Dipende dal tuo pubblico e dal valore che riesci a dare. Per la maggior parte delle PMI, 2-4 email al mese è un buon punto di partenza — abbastanza per restare presenti senza risultare invadenti. La regola è: invia solo quando hai qualcosa di utile da comunicare. Mai inviare un’email per il solo scopo di “mantenere il contatto.”

L’email marketing è conforme al GDPR?

Sì, se fatto correttamente. Il GDPR richiede: consenso esplicito e verificabile (double opt-in), possibilità di disiscrizione in ogni email, informativa privacy chiara, conservazione sicura dei dati. Le piattaforme moderne (Mailchimp, Brevo, MailerLite) includono strumenti per la gestione del consenso e la conformità GDPR. Non inviare mai email a chi non ha dato il consenso.

Meglio testo semplice o email grafiche con template?

Dipende dall’obiettivo. Le email in testo semplice hanno tassi di apertura e risposta più alti nel B2B — sembrano messaggi personali, non comunicazioni di marketing. Le email grafiche con template funzionano meglio per e-commerce, promozioni e newsletter con contenuti visivi. Il consiglio: testa entrambi i formati e lascia che i dati decidano.
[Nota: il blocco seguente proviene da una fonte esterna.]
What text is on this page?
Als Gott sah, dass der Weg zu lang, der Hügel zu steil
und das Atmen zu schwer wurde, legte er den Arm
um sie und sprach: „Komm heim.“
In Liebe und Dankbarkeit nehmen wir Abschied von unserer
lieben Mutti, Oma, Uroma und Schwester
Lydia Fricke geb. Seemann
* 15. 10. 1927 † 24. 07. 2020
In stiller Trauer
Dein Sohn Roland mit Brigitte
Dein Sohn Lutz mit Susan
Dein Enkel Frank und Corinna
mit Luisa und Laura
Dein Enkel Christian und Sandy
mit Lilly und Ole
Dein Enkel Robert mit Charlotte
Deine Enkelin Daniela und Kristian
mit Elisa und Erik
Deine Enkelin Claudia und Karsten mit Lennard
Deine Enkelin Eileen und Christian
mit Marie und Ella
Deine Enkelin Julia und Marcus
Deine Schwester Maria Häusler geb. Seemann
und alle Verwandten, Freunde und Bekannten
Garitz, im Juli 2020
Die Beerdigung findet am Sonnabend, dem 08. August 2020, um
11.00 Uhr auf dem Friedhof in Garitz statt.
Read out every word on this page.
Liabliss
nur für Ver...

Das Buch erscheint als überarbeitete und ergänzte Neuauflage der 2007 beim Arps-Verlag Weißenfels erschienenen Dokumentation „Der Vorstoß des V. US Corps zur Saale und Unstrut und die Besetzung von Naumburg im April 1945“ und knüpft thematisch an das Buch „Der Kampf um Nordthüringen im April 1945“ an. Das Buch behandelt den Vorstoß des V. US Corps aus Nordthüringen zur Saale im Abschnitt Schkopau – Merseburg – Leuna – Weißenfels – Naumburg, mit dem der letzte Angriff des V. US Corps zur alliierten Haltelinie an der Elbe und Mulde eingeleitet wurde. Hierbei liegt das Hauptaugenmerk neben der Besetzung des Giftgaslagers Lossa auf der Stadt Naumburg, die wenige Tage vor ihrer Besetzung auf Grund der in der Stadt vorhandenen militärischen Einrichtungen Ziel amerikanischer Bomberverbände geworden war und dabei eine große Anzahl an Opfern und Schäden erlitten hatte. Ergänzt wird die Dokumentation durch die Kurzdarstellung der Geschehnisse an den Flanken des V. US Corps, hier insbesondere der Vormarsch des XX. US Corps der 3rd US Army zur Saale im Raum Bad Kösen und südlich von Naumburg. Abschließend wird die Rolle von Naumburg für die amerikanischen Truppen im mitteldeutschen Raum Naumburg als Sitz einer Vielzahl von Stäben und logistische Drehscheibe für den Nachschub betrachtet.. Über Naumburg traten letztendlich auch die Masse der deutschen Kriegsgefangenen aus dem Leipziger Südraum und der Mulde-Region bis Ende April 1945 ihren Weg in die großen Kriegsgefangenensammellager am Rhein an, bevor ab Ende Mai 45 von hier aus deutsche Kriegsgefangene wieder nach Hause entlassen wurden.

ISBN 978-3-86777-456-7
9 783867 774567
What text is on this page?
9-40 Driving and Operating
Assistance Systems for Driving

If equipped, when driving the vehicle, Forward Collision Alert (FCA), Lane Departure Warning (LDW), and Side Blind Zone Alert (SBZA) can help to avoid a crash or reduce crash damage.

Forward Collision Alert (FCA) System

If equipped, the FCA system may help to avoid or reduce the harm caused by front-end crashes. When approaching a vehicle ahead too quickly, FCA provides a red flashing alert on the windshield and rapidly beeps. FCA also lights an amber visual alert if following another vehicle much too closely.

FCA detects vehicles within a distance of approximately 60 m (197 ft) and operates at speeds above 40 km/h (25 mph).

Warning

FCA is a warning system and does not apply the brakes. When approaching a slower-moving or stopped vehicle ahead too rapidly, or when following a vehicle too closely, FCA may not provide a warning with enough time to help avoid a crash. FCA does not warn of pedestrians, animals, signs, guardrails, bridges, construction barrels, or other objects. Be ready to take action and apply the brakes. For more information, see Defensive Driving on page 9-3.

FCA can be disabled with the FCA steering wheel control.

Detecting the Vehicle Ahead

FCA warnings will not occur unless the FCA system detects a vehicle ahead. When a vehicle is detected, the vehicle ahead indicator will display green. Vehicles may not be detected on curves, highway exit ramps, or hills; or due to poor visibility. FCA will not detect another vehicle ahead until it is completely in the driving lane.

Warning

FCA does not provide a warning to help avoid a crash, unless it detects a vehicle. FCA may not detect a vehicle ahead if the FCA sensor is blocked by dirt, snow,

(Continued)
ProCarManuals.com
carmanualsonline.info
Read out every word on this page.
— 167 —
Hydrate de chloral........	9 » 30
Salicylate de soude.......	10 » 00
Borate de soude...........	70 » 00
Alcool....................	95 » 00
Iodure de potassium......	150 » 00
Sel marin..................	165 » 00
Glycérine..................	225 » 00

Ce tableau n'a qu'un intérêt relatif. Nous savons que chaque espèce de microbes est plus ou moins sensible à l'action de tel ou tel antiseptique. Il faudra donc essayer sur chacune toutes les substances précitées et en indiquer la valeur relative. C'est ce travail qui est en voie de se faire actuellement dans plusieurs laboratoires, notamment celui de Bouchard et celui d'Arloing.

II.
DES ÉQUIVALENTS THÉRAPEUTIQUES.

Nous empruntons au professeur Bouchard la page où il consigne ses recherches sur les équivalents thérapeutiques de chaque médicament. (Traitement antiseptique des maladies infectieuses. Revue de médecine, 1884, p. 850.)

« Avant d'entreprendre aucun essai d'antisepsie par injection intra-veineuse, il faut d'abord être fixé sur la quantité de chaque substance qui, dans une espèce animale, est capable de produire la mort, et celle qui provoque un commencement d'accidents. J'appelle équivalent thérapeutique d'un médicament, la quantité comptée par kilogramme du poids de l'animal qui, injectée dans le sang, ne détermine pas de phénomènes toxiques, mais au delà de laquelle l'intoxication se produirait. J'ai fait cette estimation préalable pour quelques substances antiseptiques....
Come evito che le mie email finiscano nello spam?

Tre azioni fondamentali: 1) usa solo liste con consenso verificato (mai acquistate), 2) configura l’autenticazione email (SPF, DKIM, DMARC — il tuo provider di email marketing ti guida nella configurazione), 3) mantieni un buon rapporto tra email inviate e engagement (elimina regolarmente gli iscritti inattivi). Evita oggetti con troppe maiuscole, punti esclamativi o parole trigger come “GRATIS” e “OFFERTA.”